# Solved: Adobe Flash Player 9 not installable in WinXP



## kchen (Jan 7, 2007)

Even though IE6 is running IE6 fine with Adobe Flash Player 8 in my home WinXP computer, I took the advice from updatexp.com, which said IE7 may have problems with earlier versions of Adobe flash player, so I uninstall Adobe Flash 8.0 in my computer, and went to the official Adobe website to download then new Adobe Flash 9.0.28.0. But when I tried to install it, the software apparently was not installable, a screen flashed by me (so I could not see
what it said). And when I checked with Add/remove program to see if it was installed. The program was not there, and also when I checked IE6 for the add-on programs it is running, Adobe Flash 9 is not there. I have problems now using IE6.

I tried to download Flash 9 couple of times and reinstalled them, all were failures. What should I do? How can I get Adobe Flash Player 8 back?


----------



## RootbeaR (Dec 9, 2006)

kchen said:


> Even though IE6 is running IE6 fine with Adobe Flash Player 8 in my home WinXP computer, I took the advice from updatexp.com, which said IE7 may have problems with earlier versions of Adobe flash player, so I uninstall Adobe Flash 8.0 in my computer, and went to the official Adobe website to download then new Adobe Flash 9.0.28.0. But when I tried to install it, the software apparently was not installable, a screen flashed by me (so I could not see
> what it said). And when I checked with Add/remove program to see if it was installed. The program was not there, and also when I checked IE6 for the add-on programs it is running, Adobe Flash 9 is not there. I have problems now using IE6.
> 
> I tried to download Flash 9 couple of times and reinstalled them, all were failures. What should I do? How can I get Adobe Flash Player 8 back?


Try at this link
http://www.adobe.com/downloads/


----------



## kchen (Jan 7, 2007)

That is where I went to get the Adobe Flasher 9 installation file. But it did not work. I check my internet security to be "medium" , and the HKEY-CLASSES_ROOT to have the right permission, according to the instructions on http://www.adobe.com/cfusions/knowledgebase/ index.cfm?id=kb40016 and http://www.adobe.com/cfusions/knowledgebase/index.cfm?id=tn_19166, but was still unsuccessful in installation.

I want to give up on Flash Player9, I just want to get my old version Player 7 or 8 back. But I do not where to get it, and how to install them. Kathy


----------



## t bone (Jul 2, 2004)

flash player 8 good luck


----------



## kchen (Jan 7, 2007)

Dear tbone: Thanks for your help. I got the Flash 8 Player and it worked great with IE6.
But later I found out that the reason I was not able to install Adobe Flash 9 player was somehow related to corrupted WinXP system files, which was repaired by Windows File Protection, by running "sfc /scannow" at the command line. After that I was able to install IE7 and Adobe Flash 9 player, and everything works great.

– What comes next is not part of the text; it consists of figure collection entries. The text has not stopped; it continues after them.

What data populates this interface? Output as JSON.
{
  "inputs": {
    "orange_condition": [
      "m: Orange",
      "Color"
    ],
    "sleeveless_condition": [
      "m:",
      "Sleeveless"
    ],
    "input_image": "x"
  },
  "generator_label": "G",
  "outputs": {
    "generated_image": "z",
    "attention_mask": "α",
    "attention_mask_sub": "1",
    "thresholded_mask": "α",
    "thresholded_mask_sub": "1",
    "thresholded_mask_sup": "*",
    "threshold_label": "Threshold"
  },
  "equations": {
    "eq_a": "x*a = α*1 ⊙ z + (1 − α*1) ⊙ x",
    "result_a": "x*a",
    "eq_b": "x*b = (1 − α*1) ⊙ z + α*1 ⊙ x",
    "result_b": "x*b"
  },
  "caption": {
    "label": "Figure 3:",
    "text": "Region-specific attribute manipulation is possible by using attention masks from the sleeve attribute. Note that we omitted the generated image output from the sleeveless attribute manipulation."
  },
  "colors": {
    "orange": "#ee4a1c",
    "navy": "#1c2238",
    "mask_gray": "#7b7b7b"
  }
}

I did not realize that all my problems are related to corrupted XP system files. Thanks to the helpful suggestions I received from members of this Forum, especially MCSA and Bernardus, and ozrom1e, from Start->run-> I typed "sfc /scannow" (without using the Restoration CD), and in just 5 minutes, all my problems are solved. System Restore works, all my user accounts are good (before one is good, all the others have problems as described below), Windows Update screen comes out nicely in all of them, I can upgrade to IE 7, the streaming images are displayed nicely, and I can print webpages and Eudora emails from any user accounts. It is simply great!!! I do not need to reformat my hard drive. I do not need to reinstall WinXP or any software programs on my computer. "sfc /scannow" works like magic, it repaired my corrupted Win XP system files in a flash!!!

PS. In order to avoid the use of Restoration CD for "sfc /scannow" repair, I followed the instruction on http://www.updatexp.com\scannow-sfc.html.
I navigated to the location in my registry to HKEY_LOCAL_MACHINE\SOFTWARE\MICROSFT\Windows\CurrentVersion\SetUp
and set SourcePath (in the right panel) to C:\, since I have the folder i386 in my C drive.

Happy Kathy


----------



## t bone (Jul 2, 2004)

glad you got it going  

thanks for posting the solution for future reference


----------